9/30/12

Architecture According to the Landscape


 By: Francisco G. Zambrano

Fig.1: Personal quick sketch of the Moses Bridge.
     It's funny how things work out. Last week we talked about how architecture manipulates nature, and now this week we talk about how nature manipulates or rather influences architecture. The great part about this relationship is that the architecture is actually respectful of nature and tries to emphasize it. This is accomplished in many ways.
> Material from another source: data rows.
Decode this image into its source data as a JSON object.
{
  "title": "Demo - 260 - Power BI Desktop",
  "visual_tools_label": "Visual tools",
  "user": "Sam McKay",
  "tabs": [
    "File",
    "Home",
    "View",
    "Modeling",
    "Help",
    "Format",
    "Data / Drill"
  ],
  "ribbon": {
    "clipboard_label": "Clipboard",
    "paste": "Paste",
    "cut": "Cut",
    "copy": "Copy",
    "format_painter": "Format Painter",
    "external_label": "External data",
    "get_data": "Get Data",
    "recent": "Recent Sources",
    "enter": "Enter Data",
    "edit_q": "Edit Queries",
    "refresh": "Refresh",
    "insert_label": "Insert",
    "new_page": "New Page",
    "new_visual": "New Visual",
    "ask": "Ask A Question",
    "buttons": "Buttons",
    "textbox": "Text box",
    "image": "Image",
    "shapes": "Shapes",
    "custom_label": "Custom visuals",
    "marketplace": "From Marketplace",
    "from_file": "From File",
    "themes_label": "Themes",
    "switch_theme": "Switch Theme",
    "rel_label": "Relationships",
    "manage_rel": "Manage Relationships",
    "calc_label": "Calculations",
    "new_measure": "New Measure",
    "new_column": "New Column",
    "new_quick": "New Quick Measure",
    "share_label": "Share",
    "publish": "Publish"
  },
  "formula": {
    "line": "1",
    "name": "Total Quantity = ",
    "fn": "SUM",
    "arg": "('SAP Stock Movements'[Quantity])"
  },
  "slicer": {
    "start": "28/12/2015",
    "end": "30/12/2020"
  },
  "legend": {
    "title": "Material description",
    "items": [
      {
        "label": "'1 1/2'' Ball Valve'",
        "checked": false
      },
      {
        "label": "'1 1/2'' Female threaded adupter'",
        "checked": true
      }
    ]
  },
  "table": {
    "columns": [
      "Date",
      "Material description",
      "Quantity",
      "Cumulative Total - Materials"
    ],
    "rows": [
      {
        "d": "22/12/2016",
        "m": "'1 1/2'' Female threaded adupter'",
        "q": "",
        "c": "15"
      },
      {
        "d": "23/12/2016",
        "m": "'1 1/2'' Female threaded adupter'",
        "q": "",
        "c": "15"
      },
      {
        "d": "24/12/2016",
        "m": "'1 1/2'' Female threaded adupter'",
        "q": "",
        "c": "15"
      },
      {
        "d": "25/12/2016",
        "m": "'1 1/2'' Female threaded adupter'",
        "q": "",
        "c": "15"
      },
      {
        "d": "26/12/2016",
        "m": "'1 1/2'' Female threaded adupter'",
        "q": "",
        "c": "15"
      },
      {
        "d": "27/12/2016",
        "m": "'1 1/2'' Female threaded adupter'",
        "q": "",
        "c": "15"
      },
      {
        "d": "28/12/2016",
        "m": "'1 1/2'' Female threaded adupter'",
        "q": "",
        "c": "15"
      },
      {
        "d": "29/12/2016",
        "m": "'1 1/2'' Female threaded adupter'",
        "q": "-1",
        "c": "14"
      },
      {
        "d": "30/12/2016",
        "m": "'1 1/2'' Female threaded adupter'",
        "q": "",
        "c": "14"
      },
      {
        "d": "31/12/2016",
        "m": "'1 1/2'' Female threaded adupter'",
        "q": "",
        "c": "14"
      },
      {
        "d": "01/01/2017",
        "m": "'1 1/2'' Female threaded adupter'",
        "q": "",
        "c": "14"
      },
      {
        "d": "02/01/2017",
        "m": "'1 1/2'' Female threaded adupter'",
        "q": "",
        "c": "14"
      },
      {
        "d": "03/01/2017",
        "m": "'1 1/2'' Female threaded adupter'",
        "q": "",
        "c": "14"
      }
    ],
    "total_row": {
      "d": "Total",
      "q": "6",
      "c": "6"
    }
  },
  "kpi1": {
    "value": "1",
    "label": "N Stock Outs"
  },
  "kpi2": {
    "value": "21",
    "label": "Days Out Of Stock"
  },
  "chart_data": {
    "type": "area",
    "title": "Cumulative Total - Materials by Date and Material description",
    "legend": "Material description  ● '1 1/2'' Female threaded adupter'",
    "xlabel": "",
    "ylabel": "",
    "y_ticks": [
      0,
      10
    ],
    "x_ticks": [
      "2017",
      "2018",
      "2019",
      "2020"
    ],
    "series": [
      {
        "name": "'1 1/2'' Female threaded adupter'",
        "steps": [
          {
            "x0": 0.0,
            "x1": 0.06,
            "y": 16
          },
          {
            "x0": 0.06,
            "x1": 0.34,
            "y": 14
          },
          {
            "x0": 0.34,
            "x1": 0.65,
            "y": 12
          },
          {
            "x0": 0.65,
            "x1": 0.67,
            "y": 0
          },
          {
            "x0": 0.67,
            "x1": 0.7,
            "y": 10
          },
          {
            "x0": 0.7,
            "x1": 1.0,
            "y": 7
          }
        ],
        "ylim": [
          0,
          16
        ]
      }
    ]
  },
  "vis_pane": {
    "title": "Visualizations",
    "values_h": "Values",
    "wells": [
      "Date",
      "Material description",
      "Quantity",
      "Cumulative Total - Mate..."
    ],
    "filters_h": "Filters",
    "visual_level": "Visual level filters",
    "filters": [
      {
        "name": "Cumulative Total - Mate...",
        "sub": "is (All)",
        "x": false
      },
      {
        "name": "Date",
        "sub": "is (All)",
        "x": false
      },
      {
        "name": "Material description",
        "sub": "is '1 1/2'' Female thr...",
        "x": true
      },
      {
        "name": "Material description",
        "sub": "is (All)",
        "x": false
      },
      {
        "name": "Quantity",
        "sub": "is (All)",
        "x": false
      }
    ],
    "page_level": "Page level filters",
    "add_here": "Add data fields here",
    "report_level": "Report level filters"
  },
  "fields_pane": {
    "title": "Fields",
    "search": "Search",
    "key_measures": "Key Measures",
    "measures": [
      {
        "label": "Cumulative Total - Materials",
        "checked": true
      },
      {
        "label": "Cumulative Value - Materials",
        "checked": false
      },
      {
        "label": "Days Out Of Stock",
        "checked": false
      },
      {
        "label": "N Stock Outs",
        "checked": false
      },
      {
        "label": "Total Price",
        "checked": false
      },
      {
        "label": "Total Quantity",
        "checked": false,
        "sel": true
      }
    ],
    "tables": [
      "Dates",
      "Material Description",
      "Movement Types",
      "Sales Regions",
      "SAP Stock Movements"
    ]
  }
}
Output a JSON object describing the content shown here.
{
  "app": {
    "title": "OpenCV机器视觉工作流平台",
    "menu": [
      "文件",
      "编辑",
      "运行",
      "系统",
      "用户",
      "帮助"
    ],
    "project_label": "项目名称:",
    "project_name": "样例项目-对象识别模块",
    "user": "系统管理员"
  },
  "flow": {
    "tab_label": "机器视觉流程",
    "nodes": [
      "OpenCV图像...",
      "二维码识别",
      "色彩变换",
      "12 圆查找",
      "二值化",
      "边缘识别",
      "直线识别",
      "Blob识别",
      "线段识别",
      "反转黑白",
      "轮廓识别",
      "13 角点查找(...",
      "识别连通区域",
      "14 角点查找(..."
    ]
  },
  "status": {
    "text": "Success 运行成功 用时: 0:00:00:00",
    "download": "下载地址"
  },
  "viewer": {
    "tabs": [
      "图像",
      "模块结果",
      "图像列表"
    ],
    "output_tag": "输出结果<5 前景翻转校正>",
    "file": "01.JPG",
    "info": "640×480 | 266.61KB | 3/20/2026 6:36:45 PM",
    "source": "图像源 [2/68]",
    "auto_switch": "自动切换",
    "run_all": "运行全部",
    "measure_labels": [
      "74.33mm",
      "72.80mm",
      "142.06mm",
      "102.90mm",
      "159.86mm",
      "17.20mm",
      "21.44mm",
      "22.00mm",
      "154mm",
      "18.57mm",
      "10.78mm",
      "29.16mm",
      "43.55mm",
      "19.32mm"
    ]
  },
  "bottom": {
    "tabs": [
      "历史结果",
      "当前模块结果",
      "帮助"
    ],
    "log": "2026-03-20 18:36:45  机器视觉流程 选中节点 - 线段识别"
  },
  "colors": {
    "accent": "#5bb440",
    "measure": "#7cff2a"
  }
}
Fig.2: Beistegui Apartment view of Paris from rooftop.








Fig. 3: Hedge is down.
     We start with the Beistegui Apartments by Le Corbusier in Paris. In his task to try to hide some of the complications and impurities of the Parisian cityscape, he implements complicated machinery in order to filter and change the surrounding landscape. For example, on the roof garden, there are walls and hedges, which move electronically in order to hide or reveal parts of the surrounding cityscape (Fig.3). When one walks onto the roof top garden space, you are confused by the fact that there are furnishings that would normally be placed in a living room, yet are on the rooftop with a bright green grass floor. To top it off, you have the Triumphal Arch and the Eiffel Tower peaking up over the five foot white wall with the thin line of the surrounding mountain range along the top of the wall. The white wall manages to hide the complex cityscape yet keep in view the important monuments and the beautiful mountain range in sight. Then, when you are bored of the view or want to hide something, you simply move the architecture to do so.
    
Fig.4: The Moses Bridge in the Netherlands.
     It is interesting how one can emphasis nature. Le Corbusier did so by having architecture actually move in order to change the surrounding landscape. Now this is not always the case such as the Mosses Bridge in the Netherlands (Fig.4). This "bridge" literally hides itself in order to not interrupt the continuity of the moat or the simplicity of the site. When looking at the path from a certain distance, it literally is invisible, and as you approach it, the water and land slowly open up to reveal the a slit which is the bridge. What is amazing is that when seen from a distance, the bridge accomplishes to not interrupt the smooth current of the moat or the continuity of the land. This structure accomplishes to move you through a landscape that was only possible to do so in a story.
    
Fig.5: Blur as seen from afar.
     Another example of architecture, which tries to lessen the impact on its surroundings, is the Blur by the architects Elizabeth Diller and Ricardo Scofidio on Lake Neuchatel in Yverdon-les-Bains, Switzerland. Well, it is not that it wants to lessen its impact rather than the structure tries to blend in the landscape by mimicking a cloud of fog on the lake (Fig.5). From afar, that is what the structure looks like, a cloud of fog which rises and lowers depending on the temperature and either expands onto the lake or stays together in a stout cloud. The only way you can tell that it is a structure is by seeing the two bridges on which people walk on in order to enter the cloud. This structure allows people to experience what it is like to be in a cloud in the sky. Like the Moses Bridge, in a way, it allows people to be inside nature in a way that was only possible in stories.
    
     As seen in these projects, architects do not always want to shove architecture down natures’ throat, but try to blend the two together. I believe that in order for architecture to be more than great, it must take more than just queues from nature. It must respect and react with the surroundings’ like the Beistegui Apartments, the Moses Bridge and the Blur. These projects have done so and have even gone beyond by trying to blend with their surrounding.